СТОИТ МЕЖ ЛЕСОВ ДЕРЕВЕНЬКА
Летописцем Илью Стратоныча недавно прозвали.
По выходе на пенсию задумал
И скажите пожалуйста!.. Самое безвредное занятие себе старичок придумал, самую неответственную нештатную должность избрал: ни штрафа, ни взыскания от него, а на людей между тем сдействовало. Затревожились. Заподумывали. «А под каким видом-образом я в эту самую Стратонычеву летопись угадаю? А вдруг перед потомками и перед грядущими поколениями оконфузит?» С этой мыслью на свою жизнь заоглядывались, свои поступки-проступки применительно к летописи соразмерять начали.
Одна мудрейшая механизаторская женка, по прозвищу Оксютка-барыня, дабы не ехать на сенокос, ногу сама себе гипсом вымазала. Кость, дескать, треснула. Ясное дело — разоблачили… Три раза к Стратонычу прибегала.
— Ты не пиши! — шепчет. — Вычеркни! — шепчет. — Я тебя, селезня белого, по смертный твой час мягким калачиком и яишней с салом кормить буду.
Всячески улещала. А только без воздействия.
— Зря, дева, порох тратишь, — Стратоныч ей ответствует. — Что я действительно белый, это ты правильно подметила… А что история за яишню не продается — недоучла. Хоть жемчугами теперь корми селезня!.. Ни за птичье молоко!
Оксютке вычеркнуться надо было, а киномеханику Захарке Бадрызлову наоборот — вписаться. Этот, будучи навеселе, тещины иконы порубил и печку ими растопил. Теща в суд подала. За оскорбленные верующие чувства и стоимость двенадцати апостолов е Захарки взыскивала. Вот он и трактует Стратонычу:
— Ежель мне срок присудят, так и запиши: «А был он, Захарка Бадрызлов, воинственный безбожник. И не мог он, Захарка, терпеть под одной крышей всякого разного опиуму. И не водка на него окончательно совлияла, а антирелигиозный, про папу римского, кинофильм. За что и под кодекс угадал…»
Каждому свое, как видите.
Спешит деревенской улицей Илья Летописец. Согнули годы старого.
Ноги хоть и проворят, а лысины обогнать не могут. На вершок, да впереди она. Как будто боднуть кого вознамерена. Загар по ней ржавыми пятнами лег. Вокруг белым оснежьем сияют остатки кудрей. И весь он, Стратоныч, белый. И борода, и усы, и брови. У Маремьяновны на что глаза ослабли, а его издалека примечает. Глядишь, и заторопилась навстречу:
— Ты, Илюшенька?
— Я, Маремьяновна.
— Вписал моих?
— Не дошел еще, Маремьяновна. Первые выборы описываю.

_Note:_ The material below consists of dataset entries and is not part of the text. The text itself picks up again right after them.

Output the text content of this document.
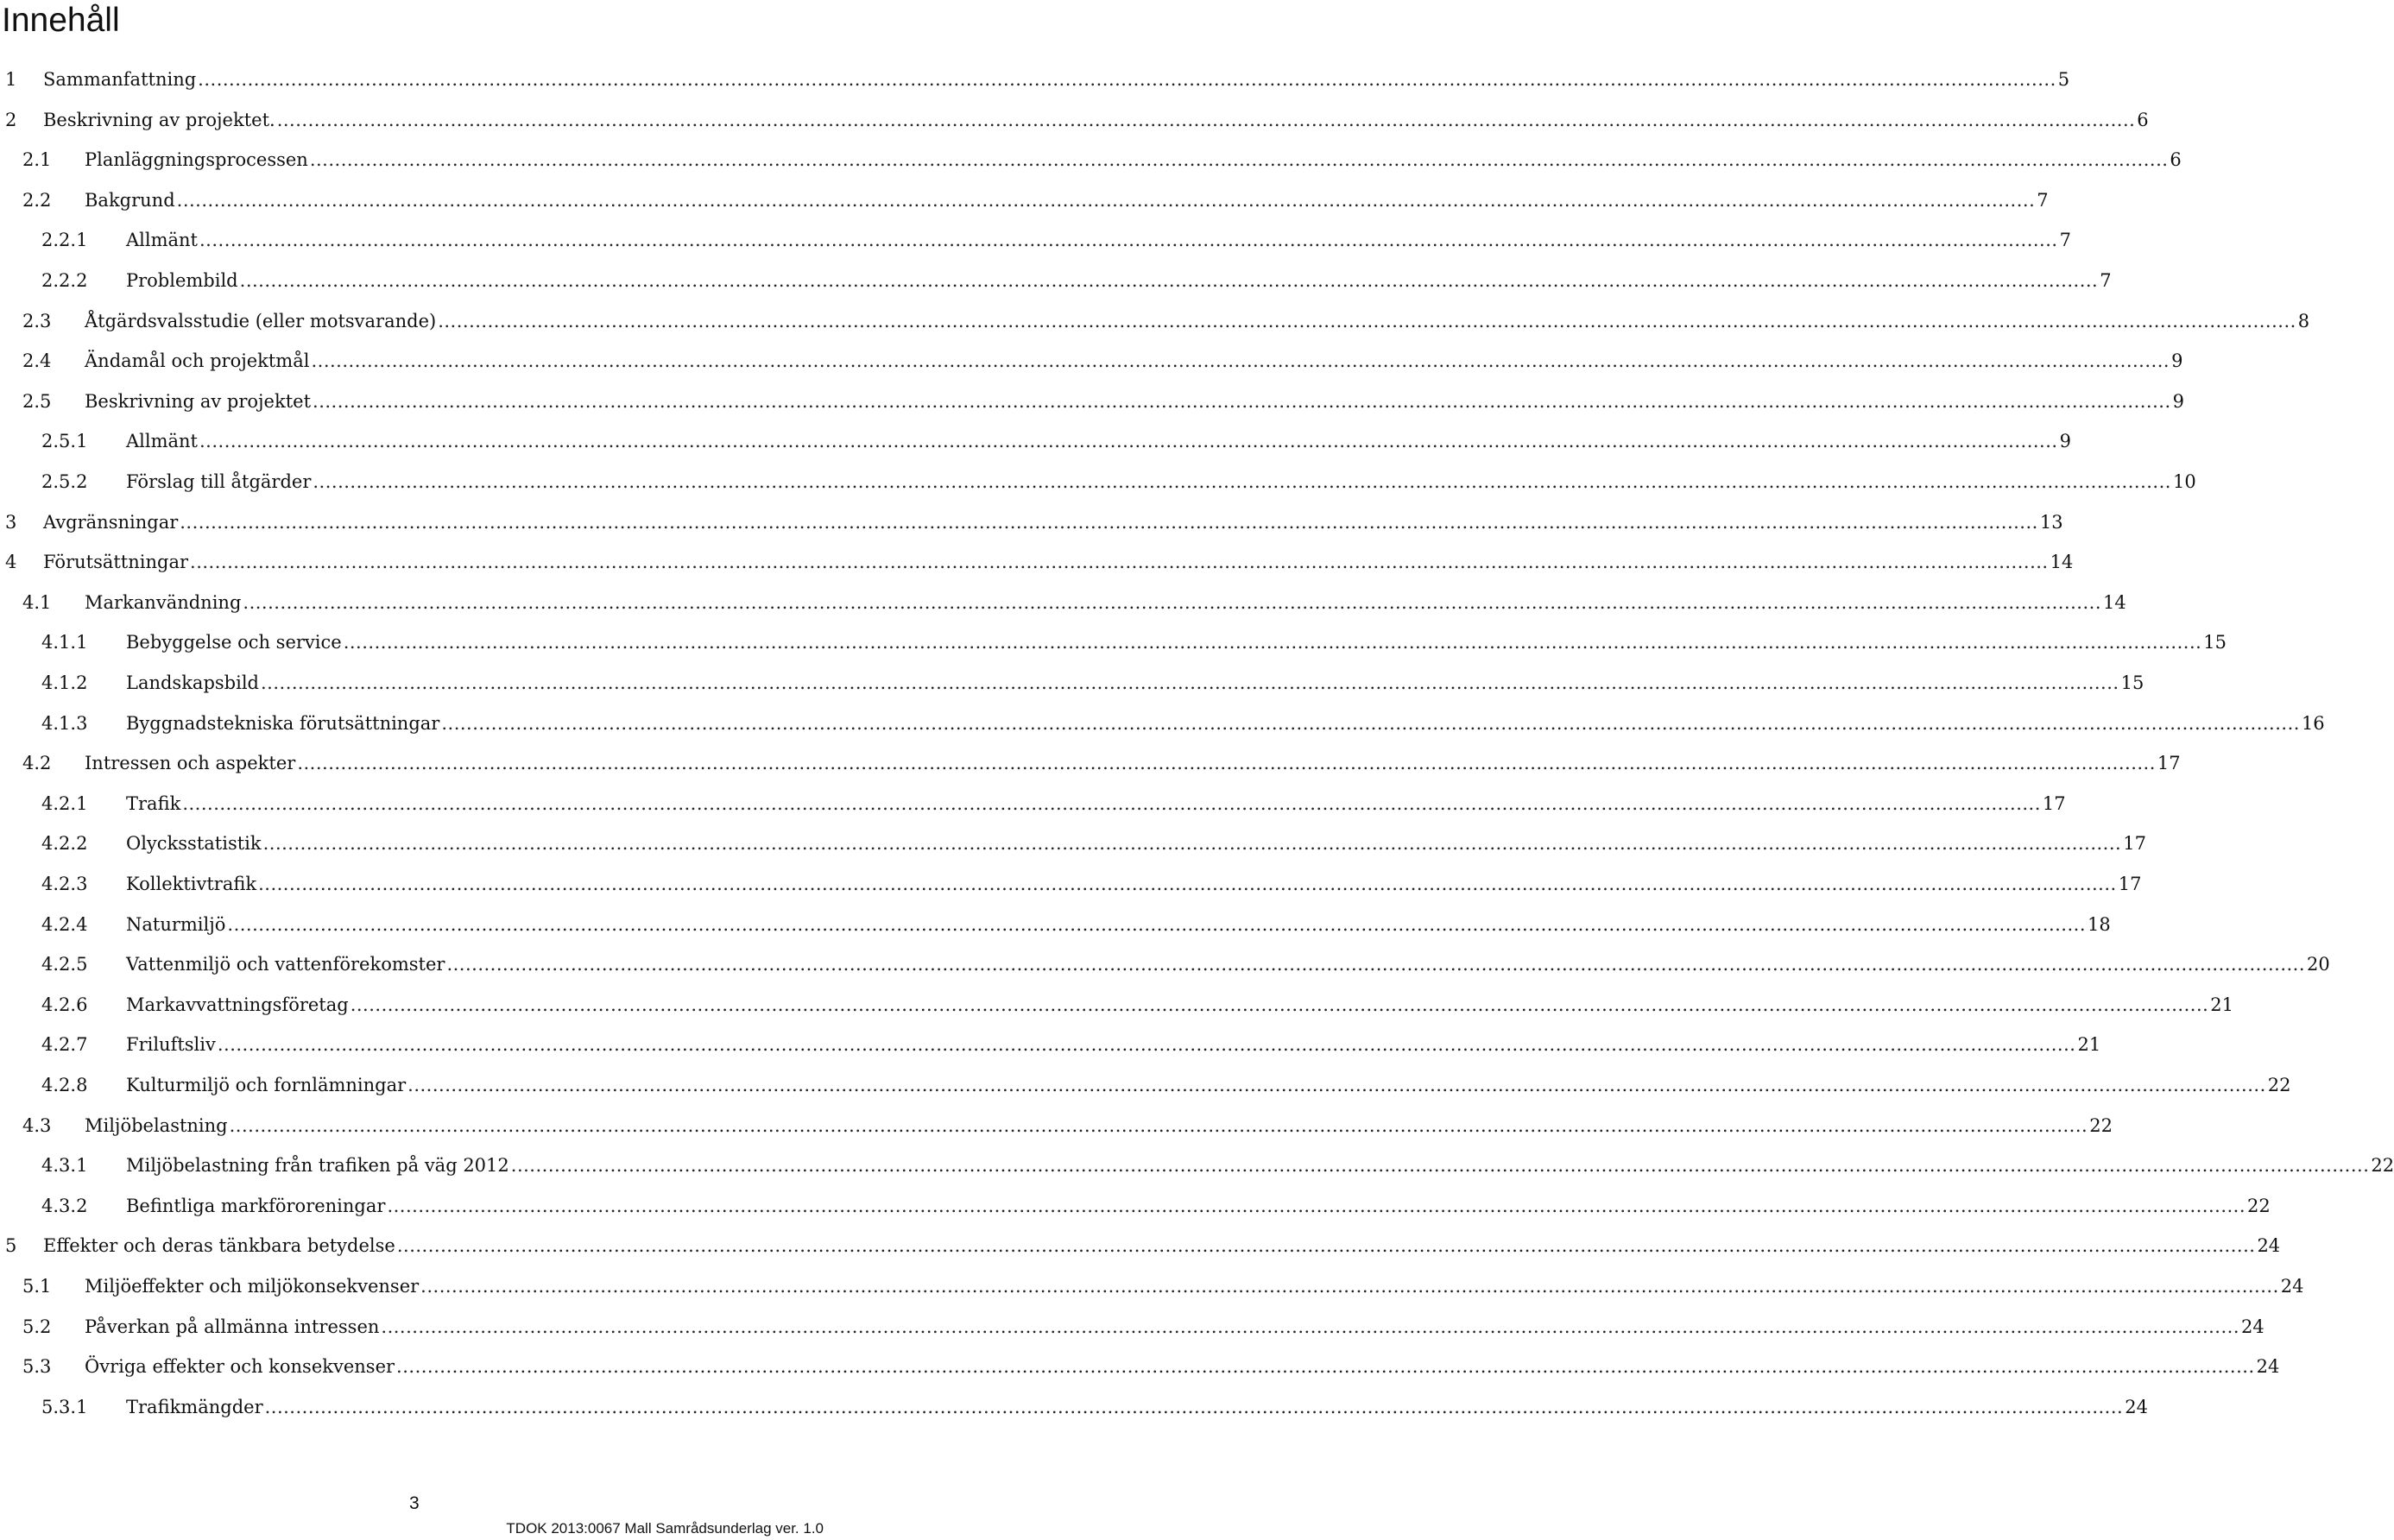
Innehåll
1 Sammanfattning ............................................................................................................................................................................................................................................................................................................ 5
2 Beskrivning av projektet. ............................................................................................................................................................................................................................................................................................................ 6
2.1 Planläggningsprocessen ............................................................................................................................................................................................................................................................................................................ 6
2.2 Bakgrund ............................................................................................................................................................................................................................................................................................................ 7
2.2.1 Allmänt ............................................................................................................................................................................................................................................................................................................ 7
2.2.2 Problembild ............................................................................................................................................................................................................................................................................................................ 7
2.3 Åtgärdsvalsstudie (eller motsvarande) ............................................................................................................................................................................................................................................................................................................ 8
2.4 Ändamål och projektmål ............................................................................................................................................................................................................................................................................................................ 9
2.5 Beskrivning av projektet ............................................................................................................................................................................................................................................................................................................ 9
2.5.1 Allmänt ............................................................................................................................................................................................................................................................................................................ 9
2.5.2 Förslag till åtgärder ............................................................................................................................................................................................................................................................................................................ 10
3 Avgränsningar ............................................................................................................................................................................................................................................................................................................ 13
4 Förutsättningar ............................................................................................................................................................................................................................................................................................................ 14
4.1 Markanvändning ............................................................................................................................................................................................................................................................................................................ 14
4.1.1 Bebyggelse och service ............................................................................................................................................................................................................................................................................................................ 15
4.1.2 Landskapsbild ............................................................................................................................................................................................................................................................................................................ 15
4.1.3 Byggnadstekniska förutsättningar ............................................................................................................................................................................................................................................................................................................ 16
4.2 Intressen och aspekter ............................................................................................................................................................................................................................................................................................................ 17
4.2.1 Trafik ............................................................................................................................................................................................................................................................................................................ 17
4.2.2 Olycksstatistik ............................................................................................................................................................................................................................................................................................................ 17
4.2.3 Kollektivtrafik ............................................................................................................................................................................................................................................................................................................ 17
4.2.4 Naturmiljö ............................................................................................................................................................................................................................................................................................................ 18
4.2.5 Vattenmiljö och vattenförekomster ............................................................................................................................................................................................................................................................................................................ 20
4.2.6 Markavvattningsföretag ............................................................................................................................................................................................................................................................................................................ 21
4.2.7 Friluftsliv ............................................................................................................................................................................................................................................................................................................ 21
4.2.8 Kulturmiljö och fornlämningar ............................................................................................................................................................................................................................................................................................................ 22
4.3 Miljöbelastning ............................................................................................................................................................................................................................................................................................................ 22
4.3.1 Miljöbelastning från trafiken på väg 2012 ............................................................................................................................................................................................................................................................................................................ 22
4.3.2 Befintliga markföroreningar ............................................................................................................................................................................................................................................................................................................ 22
5 Effekter och deras tänkbara betydelse ............................................................................................................................................................................................................................................................................................................ 24
5.1 Miljöeffekter och miljökonsekvenser ............................................................................................................................................................................................................................................................................................................ 24
5.2 Påverkan på allmänna intressen ............................................................................................................................................................................................................................................................................................................ 24
5.3 Övriga effekter och konsekvenser ............................................................................................................................................................................................................................................................................................................ 24
5.3.1 Trafikmängder ............................................................................................................................................................................................................................................................................................................ 24
3
TDOK 2013:0067 Mall Samrådsunderlag ver. 1.0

— Ты не забудь, — заторопилась Маремьяновна. — Старший — Степан был, за ним — Кирилл, дальше — Егорушка, Вася, Алеша.
Пять сынов, пять румяных груздочков, проводила на фронт Маремьяновна, и хоть бы один… Мнится ей, что вот впишет Стратоныч ее горьких солдат в свою летопись, и отнимется у праха-забвения какая-то сущая долька живого, не навсегда, не бесследно истребятся на земле ее Степа, Кирилл, Егорушка, Вася, Алеша. Хоть малой частицей воскреснут они из кругленьких буковок под дрожащим пером Летописца.